Lisa Page is the acting director of the creative writing department.
Over her 86-year lifespan, Maya Angelou did much more than put pen to paper.
She was an activist who rallied for civil rights, refusing to celebrate her own birthday because it was the day her friend Martin Luther King Jr. was assassinated. She was a rape survivor whose mother’s boyfriend attacked her when she was only eight years old. She was a single mother who gave birth to her only son while still a teenager.
And she was a working woman, finding employment as a fry cook, streetcar conductor, shake dancer, pimp, calypso singer, journalist, thespian, director and film producer, to name just a few of her various occupations.
But it was her writing that made her famous.
Her iconic memoir, “I Know Why the Caged Bird Sings,” was published in 1969. The book was groundbreaking because of its subject matter: A young black girl comes of age in the era of segregation and finds her voice – literally – after a traumatic attack.

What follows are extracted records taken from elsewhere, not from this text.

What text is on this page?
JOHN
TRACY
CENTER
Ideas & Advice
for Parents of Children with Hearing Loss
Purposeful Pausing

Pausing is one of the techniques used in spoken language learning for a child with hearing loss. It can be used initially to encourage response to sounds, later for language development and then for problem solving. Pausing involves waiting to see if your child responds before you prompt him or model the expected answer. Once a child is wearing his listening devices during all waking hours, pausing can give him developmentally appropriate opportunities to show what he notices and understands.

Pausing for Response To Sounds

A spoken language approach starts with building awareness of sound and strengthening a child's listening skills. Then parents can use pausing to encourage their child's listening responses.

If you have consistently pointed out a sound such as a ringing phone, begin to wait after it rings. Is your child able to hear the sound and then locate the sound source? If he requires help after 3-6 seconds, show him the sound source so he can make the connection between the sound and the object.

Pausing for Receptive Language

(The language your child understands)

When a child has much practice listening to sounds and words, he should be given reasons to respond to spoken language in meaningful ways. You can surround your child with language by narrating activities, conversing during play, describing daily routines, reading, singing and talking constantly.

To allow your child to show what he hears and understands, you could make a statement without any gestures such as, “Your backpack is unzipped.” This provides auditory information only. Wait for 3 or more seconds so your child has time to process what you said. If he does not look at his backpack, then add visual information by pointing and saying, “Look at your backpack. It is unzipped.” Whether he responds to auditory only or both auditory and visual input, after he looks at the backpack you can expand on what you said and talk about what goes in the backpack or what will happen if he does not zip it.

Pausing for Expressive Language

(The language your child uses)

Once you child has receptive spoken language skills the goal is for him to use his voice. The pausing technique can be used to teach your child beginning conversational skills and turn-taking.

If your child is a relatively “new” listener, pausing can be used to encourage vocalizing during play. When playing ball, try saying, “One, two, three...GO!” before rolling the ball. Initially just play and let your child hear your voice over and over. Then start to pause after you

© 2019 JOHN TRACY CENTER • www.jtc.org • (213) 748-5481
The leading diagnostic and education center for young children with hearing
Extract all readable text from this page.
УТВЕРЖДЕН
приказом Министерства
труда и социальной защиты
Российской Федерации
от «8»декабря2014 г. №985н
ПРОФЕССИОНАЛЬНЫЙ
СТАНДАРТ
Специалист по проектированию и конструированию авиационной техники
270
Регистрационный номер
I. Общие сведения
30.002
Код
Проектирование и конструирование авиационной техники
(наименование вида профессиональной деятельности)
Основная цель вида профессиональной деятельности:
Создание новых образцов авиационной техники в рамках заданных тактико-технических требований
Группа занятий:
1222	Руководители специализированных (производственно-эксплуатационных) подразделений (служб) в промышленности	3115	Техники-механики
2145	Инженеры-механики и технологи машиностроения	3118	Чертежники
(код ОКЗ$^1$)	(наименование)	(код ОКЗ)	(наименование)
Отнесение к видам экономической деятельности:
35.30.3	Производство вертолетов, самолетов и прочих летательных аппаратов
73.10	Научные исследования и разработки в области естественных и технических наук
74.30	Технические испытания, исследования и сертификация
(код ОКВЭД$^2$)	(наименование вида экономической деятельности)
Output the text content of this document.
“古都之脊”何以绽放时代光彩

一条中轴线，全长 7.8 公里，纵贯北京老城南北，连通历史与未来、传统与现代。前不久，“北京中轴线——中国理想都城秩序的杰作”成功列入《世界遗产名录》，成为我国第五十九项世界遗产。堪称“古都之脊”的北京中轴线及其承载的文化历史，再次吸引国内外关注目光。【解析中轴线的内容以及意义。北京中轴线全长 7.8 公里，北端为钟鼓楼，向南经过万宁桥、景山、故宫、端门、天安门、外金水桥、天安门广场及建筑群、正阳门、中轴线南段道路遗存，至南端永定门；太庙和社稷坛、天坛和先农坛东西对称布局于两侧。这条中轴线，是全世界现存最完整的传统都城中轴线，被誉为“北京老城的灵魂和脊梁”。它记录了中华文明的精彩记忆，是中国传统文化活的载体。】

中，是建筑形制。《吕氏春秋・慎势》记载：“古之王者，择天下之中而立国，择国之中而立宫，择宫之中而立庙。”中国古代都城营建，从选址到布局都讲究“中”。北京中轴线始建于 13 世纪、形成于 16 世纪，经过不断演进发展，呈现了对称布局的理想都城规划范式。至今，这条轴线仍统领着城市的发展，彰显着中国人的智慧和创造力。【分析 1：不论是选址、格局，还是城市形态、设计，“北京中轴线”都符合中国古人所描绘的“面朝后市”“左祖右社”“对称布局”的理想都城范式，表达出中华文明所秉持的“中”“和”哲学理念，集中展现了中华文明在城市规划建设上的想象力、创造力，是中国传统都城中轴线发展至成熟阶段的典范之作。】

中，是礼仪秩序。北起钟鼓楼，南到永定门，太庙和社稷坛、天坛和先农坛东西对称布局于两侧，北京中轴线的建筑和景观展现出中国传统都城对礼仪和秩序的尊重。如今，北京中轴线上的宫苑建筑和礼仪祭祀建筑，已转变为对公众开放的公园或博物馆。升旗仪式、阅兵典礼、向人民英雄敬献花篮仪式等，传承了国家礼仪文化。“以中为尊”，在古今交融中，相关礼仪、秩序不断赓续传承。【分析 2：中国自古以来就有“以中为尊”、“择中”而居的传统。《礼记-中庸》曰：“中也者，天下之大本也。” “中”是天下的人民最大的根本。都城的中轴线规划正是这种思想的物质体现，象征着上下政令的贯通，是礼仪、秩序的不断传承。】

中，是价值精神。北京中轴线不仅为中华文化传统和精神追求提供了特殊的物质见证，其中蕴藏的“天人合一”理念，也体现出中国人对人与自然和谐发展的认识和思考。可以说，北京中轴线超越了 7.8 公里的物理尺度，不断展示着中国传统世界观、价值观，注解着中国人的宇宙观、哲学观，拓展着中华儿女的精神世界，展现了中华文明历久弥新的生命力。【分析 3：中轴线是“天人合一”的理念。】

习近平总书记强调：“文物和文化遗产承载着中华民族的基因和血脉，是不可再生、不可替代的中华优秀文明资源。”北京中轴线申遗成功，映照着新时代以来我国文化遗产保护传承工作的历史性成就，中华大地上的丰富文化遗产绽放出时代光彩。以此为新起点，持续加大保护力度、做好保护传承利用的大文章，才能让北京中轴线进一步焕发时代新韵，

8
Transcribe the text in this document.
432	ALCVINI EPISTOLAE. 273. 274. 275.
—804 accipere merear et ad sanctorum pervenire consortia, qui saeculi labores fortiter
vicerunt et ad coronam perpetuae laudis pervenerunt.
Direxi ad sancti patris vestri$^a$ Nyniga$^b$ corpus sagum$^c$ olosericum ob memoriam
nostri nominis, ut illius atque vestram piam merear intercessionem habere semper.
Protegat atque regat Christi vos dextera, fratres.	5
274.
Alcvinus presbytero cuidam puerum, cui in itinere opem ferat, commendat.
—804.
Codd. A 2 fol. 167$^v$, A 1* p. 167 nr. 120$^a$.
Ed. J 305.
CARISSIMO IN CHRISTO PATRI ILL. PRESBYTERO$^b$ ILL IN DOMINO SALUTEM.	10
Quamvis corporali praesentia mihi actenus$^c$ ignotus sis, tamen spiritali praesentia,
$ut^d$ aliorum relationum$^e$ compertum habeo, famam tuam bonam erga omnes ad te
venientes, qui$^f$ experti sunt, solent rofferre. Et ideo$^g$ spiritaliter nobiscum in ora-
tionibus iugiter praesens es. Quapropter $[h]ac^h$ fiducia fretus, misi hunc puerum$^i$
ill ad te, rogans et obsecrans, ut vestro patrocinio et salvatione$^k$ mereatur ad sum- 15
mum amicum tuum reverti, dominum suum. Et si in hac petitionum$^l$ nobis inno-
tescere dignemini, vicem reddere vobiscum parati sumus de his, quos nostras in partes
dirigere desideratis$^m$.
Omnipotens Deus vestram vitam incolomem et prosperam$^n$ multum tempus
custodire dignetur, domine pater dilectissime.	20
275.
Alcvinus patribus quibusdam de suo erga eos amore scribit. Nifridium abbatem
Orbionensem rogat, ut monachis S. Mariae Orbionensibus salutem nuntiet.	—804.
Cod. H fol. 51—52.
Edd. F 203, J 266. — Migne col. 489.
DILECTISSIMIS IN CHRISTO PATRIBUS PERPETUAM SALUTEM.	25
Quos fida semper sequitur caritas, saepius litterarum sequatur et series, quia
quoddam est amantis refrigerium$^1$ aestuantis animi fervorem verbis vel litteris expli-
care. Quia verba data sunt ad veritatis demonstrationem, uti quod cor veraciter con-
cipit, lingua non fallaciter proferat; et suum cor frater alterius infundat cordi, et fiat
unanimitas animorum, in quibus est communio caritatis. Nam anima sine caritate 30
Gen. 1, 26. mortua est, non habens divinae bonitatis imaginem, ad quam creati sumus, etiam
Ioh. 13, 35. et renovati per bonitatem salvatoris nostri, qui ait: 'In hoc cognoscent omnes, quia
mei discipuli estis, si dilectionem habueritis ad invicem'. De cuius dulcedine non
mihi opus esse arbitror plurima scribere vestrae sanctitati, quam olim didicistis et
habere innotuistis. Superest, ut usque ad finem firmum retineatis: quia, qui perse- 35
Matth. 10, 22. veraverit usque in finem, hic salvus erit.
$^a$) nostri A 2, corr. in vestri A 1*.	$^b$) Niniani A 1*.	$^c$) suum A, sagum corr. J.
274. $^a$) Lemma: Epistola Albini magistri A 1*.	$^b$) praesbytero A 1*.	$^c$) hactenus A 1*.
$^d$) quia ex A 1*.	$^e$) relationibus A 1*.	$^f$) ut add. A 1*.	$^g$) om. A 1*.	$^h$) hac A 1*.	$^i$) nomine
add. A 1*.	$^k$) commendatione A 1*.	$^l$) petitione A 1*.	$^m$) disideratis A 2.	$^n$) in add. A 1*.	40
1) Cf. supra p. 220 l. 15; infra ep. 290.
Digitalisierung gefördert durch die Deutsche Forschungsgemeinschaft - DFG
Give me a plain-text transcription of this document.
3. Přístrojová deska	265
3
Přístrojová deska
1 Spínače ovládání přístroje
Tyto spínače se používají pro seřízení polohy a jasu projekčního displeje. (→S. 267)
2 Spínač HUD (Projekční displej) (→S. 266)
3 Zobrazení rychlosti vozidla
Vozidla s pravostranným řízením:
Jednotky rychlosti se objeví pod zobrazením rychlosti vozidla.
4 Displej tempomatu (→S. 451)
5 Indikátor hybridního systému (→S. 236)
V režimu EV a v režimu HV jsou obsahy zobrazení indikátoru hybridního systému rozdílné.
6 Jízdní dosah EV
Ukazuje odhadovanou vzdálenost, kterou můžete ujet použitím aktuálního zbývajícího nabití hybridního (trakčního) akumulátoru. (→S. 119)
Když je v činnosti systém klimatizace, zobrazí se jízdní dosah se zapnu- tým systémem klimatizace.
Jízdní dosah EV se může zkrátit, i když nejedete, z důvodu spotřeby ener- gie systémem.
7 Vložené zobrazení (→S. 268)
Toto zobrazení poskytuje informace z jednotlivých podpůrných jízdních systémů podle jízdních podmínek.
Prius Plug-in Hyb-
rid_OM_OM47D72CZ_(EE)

She then goes on to have a successful career, working as a journalist in Egypt and Ghana at a time when few American women even dreamed of such a thing.
The book was illuminating because of her voice. Angelou was candid, even blunt, about racism, violence, the Midwest, the Deep South, the Middle East and men and women.
“I realized I was following a tradition established by Frederick Douglass – the slave narrative – speaking in the first person singular, talking about the first person plural, always saying ‘I’ and meaning ‘we.’ And what a responsibility,” she told the Paris Review in 1990.
That single observation explains so much about who she was.
Angelou was telling her own story. Yet she was always aware of the collective experience – even as she delivered an original voice. Yes, she was an important writer. And she was so much more.